L’Italie suit le chemin rapidement : Mario Bava centre l’intrigue du sketch d’ouverture des “Trois visages de la peur/ I tri volti della Paura” (1963) sur la lutte entre une lesbienne et un proxénète, déterminés à reconquérir une Michèle Mercier terrorisée. Unité de temps, de lieu et d’action pour ce pur joyau dont la perversité scintille toujours d’un très sombre éclat. Antonio Margheriti orchestre pour sa part une “Danse macabre / Danza Macabra” (1963) placée sous le signe cormanien d’Edgar Allan Poe. La star Barbara Steele y incarne une jeune femme bisexuelle maudite, fantôme condamné à revivre les affres d’une passion brûlante et meurtrière. Comme chez Roger Corman, les éléments du décor et le découpage temporel de l’action renvoient à l’interprétation freudienne des rêves. Margheriti en fera un remake 8 ans plus tard (“Nella Stretta Morsa del Ragno/Les Fantômes de Hurlevent”) avec Klaus Kinski et Michèle Mercier.

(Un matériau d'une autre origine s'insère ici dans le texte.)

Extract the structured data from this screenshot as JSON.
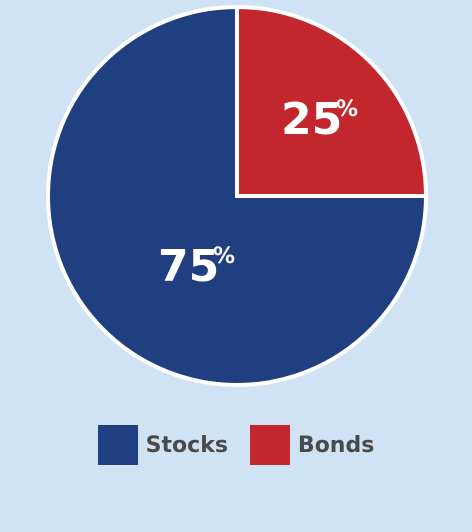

Par ailleurs, le peplum italien des années 1955-1965 fourmille de transcriptions de scènes homosexuelles suggérées. Non seulement certains titres (“Sapho, vénus de Lesbos/Saffo, venere di Lesbo” de Pietro Francisci, 1960) mais certaines scènes précises dépeignent les amours interdites : ainsi la rencontre d’Hercule avec les Amazones lesbiennes et bisexuelles tueuses dans “Hercule et la reine de Lydie / Ercole e la regina di Lydia” (1958) encore de Francisci et dont la direction de la photo fut assurée par Mario Bava.

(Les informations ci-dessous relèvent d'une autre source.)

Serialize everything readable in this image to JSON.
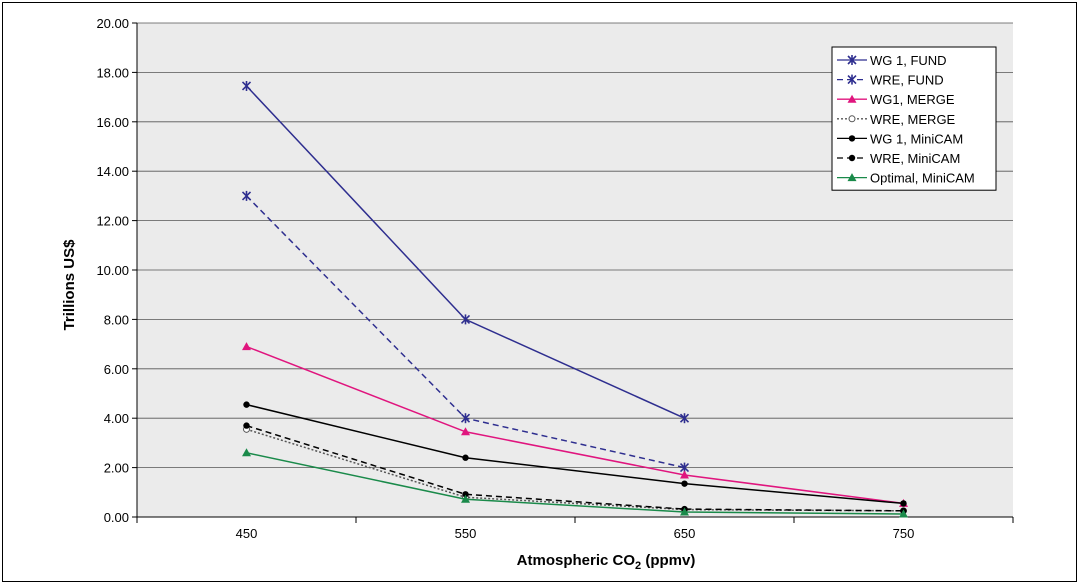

Le film de guerre est régulièrement infiltré par une homosexualité sous-jacente. Elle peut être explicite chez l’un des personnages (comme dans “Aces High / Le Tigre du ciel” réalisé par Ja
ck Gold en 1975) ou suggérée par une misogynie forcenée (Aldo Ray dans “The Naked and the Dead / Les Nus et les morts” de Raoul Walsh en 1958). Elle peut aussi prendre la forme d’un rapport quasi sado-masochiste entre supérieurs et subordonnés (“Between Heaven and Hell / Le Temps de la colère” 1956 de Richard Fleischer) ou entre soldats d’un même commando (“Too Late the Hero / Trop tard pour les héros” 1970 de Robert Aldrich).
Le morceau de roi de la suggestion de l’homosexualité est probablement l’oeuvre d’Hitchco
ck. Cette facette de son oeuvre a d’ailleurs été récemment mise en lumière. Il est certain que l’homosexualité est dessinée et sous-jacente dans le lien criminel qui unit les deux protagonistes mâles de “Stranger on a Train / L’Inconnu du Nord-Express” (1951). Même chose pour les deux étudiants nietzschéens de “The Rope / La Corde” (1948. De même, la relation de Ray Milland et d’Anthony Dawson qui aboutit à la tentative d’assassinat de Grace Kelly dans “Dial M for Murder / Le Crime était presque parfait” (1954).

 

IV

 
Aux États-Unis, vers 1965, un phénomène marginal influence vraiment la donne : la production et la diffusion dans les salles populaires de Californie et de New York de petits films appelés “Nudies” correspondant à nos « érotiques » européens qui rivalisent d’audace visuelle et de modernité de ton. Ils sont consacrés aux déboires de nymphomanes insatiables, aux rivalités amoureuses des nudistes, etc.. Tournés en 16mm noir et blanc ou couleurs, ils sont souvent diffusés en double programme à la suite d’un thriller ou d’un musical tard le soir.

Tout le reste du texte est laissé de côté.